Remembering Vivian (1902-1999)
by Louis Agostini
Vivian was born Ida Losh in 1902 of Jewish parents in Russia. Her family emigrated to America when she was about six years old. Somehow the name Losh became changed in the Immigration Department into Lush, and that remained the family name thereafter. (At one time a lawyer and his wife had adopted her or invited her to live with them, and it was Mr. and Mrs. Watton who had given her the name Vivian, though she still retained Ida as her middle name.
As the eldest girl in the family, Vivian helped her mother with raising her younger brother and sister and the four children who were born in America. She eventually showed a talent for art with a love for sculpture. So, as she grew up in New York City, she moved from studio to studio of some of the best-known sculptors of the time. Once when she applied for a scholarship, she was turned down on the grounds that her work was so professional that to give her the award would be unfair to another who really deserved assistance. She continued her career and work with Robert Garrison, the chief sculptor on the Gothic figures which decorate the “Rockefeller Church” on Riverside Drive in New York City. She also worked in the studio of the Piccirilli Brothers at 142nd Street in the Bronx. This was the firm which had produced the Lincoln Memorial in the early twenties. She was the only female sculptor employed at Piccirilli Brothers, and eventually she married the boss in 1943 when she was 41 years old. The marriage lasted about 21 years, for her husband was much older than she. It was while she was working for Piccirilli that a long Time magazine article about this prestigious firm was published in the summer of 1936. There was only a small reference to her, but the reporter’s description of her always remained in my mind while the rest of the article faded from memory. At that time I was living in Trinidad, West Indies, and it was quite by accident (that the Time issue had fallen into my hands.
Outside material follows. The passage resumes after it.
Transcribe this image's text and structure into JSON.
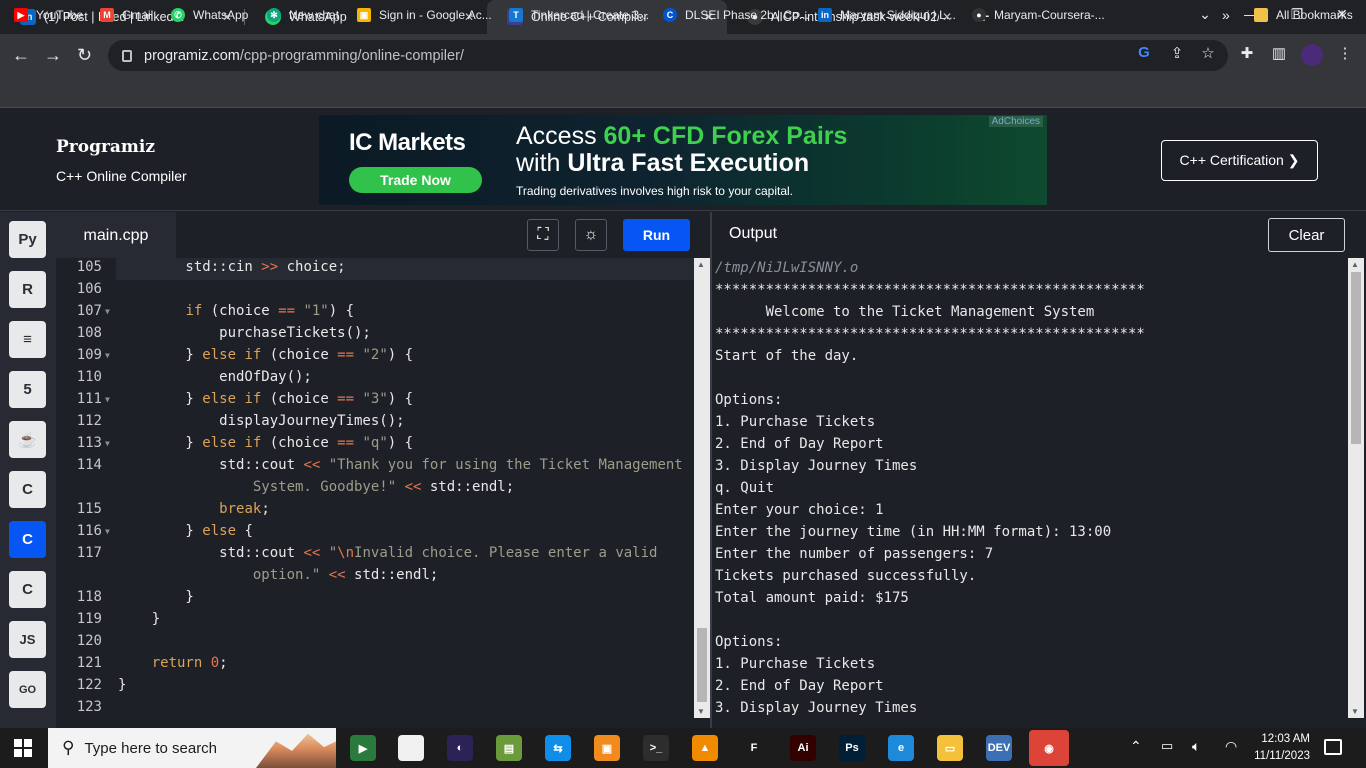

Then in 1947, two years after her husband’s death, Vivian travelled to Trinidad on vacation to see her oldest brother, who had a business there. One day she went to an art exhibition, saw one of my paintings, was attracted to it, and asked for an introduction to me. We met, I fell in love first with her art, then with the person, and in 1951, when I was by then head of the Government Printing Office with 200 men under my charge, I resigned my post and went to New York City, where we were married in the same year.
So after 52 years of companionship, she suffered an aneurysm in the brain, was sent to a nursing home, and passed away after three weeks, in 1999. I am glad, however, that on each visit I did have the opportunity to pour exhortations into her ear to remember Meher Baba who was waiting for her, and also to say the Master’s Prayer and the Prayer of Repentance and to sing her favorite Baba hymn, “The Ocean Of Love.”
Vivian’s meeting with Baba in 1962, recounted in Lord Meher 18: 5977-78:
Vivian Agostini accompanied her husband, Louis, but she was not yet prepared to accept Baba as the Avatar. She had agreed to come but vowed: “I will never kneel down before any man who calls himself God!” After meeting Baba, she announced her intentions to return to America, complaining to her husband, “Baba did not look at me. I don’t know whether he was even aware that I was presented to him. I feel as if I were treated by him as nothing!”
However, suddenly Rano Gayley appeared calling out, “Vivian Agostini! Baba wants to see Vivian Agostini.”
Vivian Agostini later recounted her impressions:
I approached Baba and knelt at his feet as his gestures indicated that he wished to give me a special embrace. No mother’s hands could have been more gentle as he held my head in his hands and gazed deep within my eyes. All I could say was: “Baba, I love you. I love you so very much.” He nodded his head as if to say “I know, I know,” referring perhaps to my genuine anguish of the evening before when I felt so forlorn and abandoned.
And, I had the strange feeling of melting into a vast and endless domain. Then the tears came pouring out as though a dam holding back a large expanse of water had suddenly broken, and the uncontrollable torrent poured down my face and over my clothes. If that was the edge of the cyclone of Baba’s love which I had just experienced, what must the very center be like?
Dazed by the experience, Vivian left and wandered into Baba’s room, where sister Mani greeted her. Instead of returning her greeting, Vivian could only say in wonder, “I never knew I would look into the eyes of a man and know that he is the Christ.”